If you have trouble collecting from borrowers, try naming and shaming them and see what happens.
Indian banks are resorting to such tactics under pressure to cut a US$49 billion debt pile after previous efforts saw them come away empty-handed.
Reuters is reporting that stubborn small borrowers are being exposed in a publicity campaign and assets put up on big TV screens in shopping malls and public places.
No word if big debtors are being similarly chased despite accounting for the bulk of uncollected debt.
Banks are coming under increased pressure form a government needing to speed up economic recovery and from a central bank that wants company owners to take more responsibility.
P.K. Malhotra, a deputy managing director in State Bank of India (SBI), the country’s largest bank, said his team received extra training, including in psychology, and was systematically chasing up payments and accelerating sales of seized assets.
There has been some success.
Suzlon Energy this year sold its German unit, Senvion, for 1 billion euros (US$1.1 billion) in cash, less than what it paid to buy the asset in 2011 after banks pressured the loss-making wind-turbine maker to cut its debt.
More than two dozen lenders led by SBI are looking for an investor in Electrosteel Steels Ltd, whose US$1.4 billion bank loan is strained.

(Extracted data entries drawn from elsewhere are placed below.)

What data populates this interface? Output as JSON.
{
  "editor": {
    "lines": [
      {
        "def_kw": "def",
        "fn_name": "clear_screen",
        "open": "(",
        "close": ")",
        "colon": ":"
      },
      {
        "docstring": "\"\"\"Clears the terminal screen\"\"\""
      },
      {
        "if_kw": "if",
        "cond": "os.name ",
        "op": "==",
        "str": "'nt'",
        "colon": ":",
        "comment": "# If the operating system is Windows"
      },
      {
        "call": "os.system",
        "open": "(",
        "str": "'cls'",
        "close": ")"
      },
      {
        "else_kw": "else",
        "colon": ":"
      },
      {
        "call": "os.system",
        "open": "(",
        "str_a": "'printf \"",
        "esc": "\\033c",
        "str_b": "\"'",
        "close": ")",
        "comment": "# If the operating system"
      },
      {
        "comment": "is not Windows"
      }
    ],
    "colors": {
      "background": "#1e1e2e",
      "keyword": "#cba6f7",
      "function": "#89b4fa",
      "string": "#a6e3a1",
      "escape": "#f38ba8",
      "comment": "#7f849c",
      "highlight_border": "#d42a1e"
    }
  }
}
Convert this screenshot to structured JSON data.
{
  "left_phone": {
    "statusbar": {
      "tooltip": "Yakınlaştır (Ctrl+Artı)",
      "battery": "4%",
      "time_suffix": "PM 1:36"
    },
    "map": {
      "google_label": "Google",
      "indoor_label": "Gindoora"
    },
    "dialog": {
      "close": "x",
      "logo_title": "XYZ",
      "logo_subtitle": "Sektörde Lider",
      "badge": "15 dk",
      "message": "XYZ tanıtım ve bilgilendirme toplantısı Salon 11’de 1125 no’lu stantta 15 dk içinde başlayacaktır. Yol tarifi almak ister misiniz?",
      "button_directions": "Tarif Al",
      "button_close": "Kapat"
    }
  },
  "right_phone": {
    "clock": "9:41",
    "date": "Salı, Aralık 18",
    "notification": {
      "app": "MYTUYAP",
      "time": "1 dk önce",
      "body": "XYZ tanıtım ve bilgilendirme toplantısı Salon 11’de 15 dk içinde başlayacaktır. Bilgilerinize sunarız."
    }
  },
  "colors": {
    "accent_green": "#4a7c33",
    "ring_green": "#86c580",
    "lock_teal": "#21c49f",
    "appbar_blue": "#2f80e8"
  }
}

Rather than “evergreening” the loan, a process of regular review and renew, lenders are getting involved in the buyer talks.
Gross bad loans at Indian banks rose to 3.1 trillion rupees (US$48.83 billion) as of end-March, or 4.6 percent of total loans, according to central bank data.
Including loans that are stressed but not yet classified as bad, total troubled loans made up 11 percent of total lending.